A. The pressing need at the time is to uphold independence of the body. This will put an end to the political differences among the members. This is not only beneficial to the professionals, but its impact will also trickle down to litigants and the public. There have been more than enough instances where the Bar Association has been politicised.

I will keenly pursue activities aimed at enhancing adherence to professional ethics and discipline. The Professional Purposes Committee of the Bar Council would be strengthened and encouraged to take measures to maintain discipline and compliance with professional ethics, so that, our professional standards of conduct would not attract criticism, and the public at large will gain confidence in the legal profession.

I will provide leadership to activities aimed at developing professionalism and continuous professional development of Attorneys-at-Law.

I will strive hard to strengthen professional career opportunities, prospects and employment conditions of lawyers. I will pay special attention to allegations of harassment faced by vulnerable segments of our membership and take action to prevent their occurrence.

I will safeguard the profession from the unprecedented intrusion by foreign lawyers and legal firms in the guise of investments, consultants or otherwise. I will set subsidised course fees for lawyers with less than three years at the Bar for participation in courses conducted by the BASL.

I will promote activities for enhancing the professional reputation of Attorneys-at-Law and to maintain close association with the Ministry of Justice, and ensure that court complexes both within and outside Colombo are maintained well and are provided with services.

Q. What is your take on case delays and how do you propose to counter it?

A. Before addressing this issue, the basic upgrades in the systems should be done. This can accelerate cases being heard.

Courts must be updated with technological assistance. Merely bringing laws is not sufficient. We must see if the basics have been fulfilled to enable courts to put the laws into practice.

Q. Who is your running mate?

A. I have not decided yet but I have spoken to several people whom I believe will act independently and who are in the same line of thinking as I am. I would want to study them till the end as you never know where any influence can come in.

Because if I make even the slightest mistake and appoint someone who’s politically not independent as my Vice President, then I will be acting in an unfair manner by the members of the BASL.

Q. What are your thoughts about the Bar Association being politicised?
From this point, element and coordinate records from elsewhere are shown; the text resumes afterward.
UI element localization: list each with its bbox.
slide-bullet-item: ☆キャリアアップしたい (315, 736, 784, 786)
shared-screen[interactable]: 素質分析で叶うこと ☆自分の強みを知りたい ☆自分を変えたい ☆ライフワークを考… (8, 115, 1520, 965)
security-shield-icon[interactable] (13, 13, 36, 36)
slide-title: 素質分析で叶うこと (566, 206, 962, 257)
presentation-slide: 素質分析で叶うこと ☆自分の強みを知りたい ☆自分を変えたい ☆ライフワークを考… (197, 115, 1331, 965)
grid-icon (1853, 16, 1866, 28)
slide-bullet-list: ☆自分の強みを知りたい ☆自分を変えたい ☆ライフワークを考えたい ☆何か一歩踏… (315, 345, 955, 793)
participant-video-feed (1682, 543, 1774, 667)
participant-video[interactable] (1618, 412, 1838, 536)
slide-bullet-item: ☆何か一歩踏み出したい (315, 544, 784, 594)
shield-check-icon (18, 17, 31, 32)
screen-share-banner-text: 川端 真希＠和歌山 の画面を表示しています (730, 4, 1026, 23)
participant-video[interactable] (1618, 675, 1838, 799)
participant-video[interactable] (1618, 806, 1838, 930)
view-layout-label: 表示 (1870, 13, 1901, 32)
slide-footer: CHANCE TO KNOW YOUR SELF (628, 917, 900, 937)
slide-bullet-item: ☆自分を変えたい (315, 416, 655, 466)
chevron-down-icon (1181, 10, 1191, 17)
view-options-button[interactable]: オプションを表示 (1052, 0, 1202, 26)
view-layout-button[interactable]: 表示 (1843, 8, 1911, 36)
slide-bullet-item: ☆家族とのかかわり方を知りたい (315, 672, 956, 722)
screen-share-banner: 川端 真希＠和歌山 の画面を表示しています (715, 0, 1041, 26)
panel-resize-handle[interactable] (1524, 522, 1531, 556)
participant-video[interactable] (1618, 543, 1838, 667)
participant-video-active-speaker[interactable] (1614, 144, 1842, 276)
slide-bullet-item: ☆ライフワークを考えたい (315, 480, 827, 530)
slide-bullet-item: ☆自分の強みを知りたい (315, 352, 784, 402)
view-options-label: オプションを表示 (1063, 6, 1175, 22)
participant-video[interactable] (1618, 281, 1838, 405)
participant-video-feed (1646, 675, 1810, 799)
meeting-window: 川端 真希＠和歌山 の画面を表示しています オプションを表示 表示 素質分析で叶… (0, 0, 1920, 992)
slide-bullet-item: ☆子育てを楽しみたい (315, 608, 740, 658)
A. The Bar Association is mainly responsible for the wellbeing and interests of its members. Once I am appointed to a position, I cannot express my personal opinion. As long as I hold office I am governed by the Constitution of the Bar Association.

I have been holding different positions in the BASL for the past 28 years and held office as Secretary for two years, and I have been serving as an Ex-Co member.

I am independent. During my 30-year-career, I have not got involved in politics.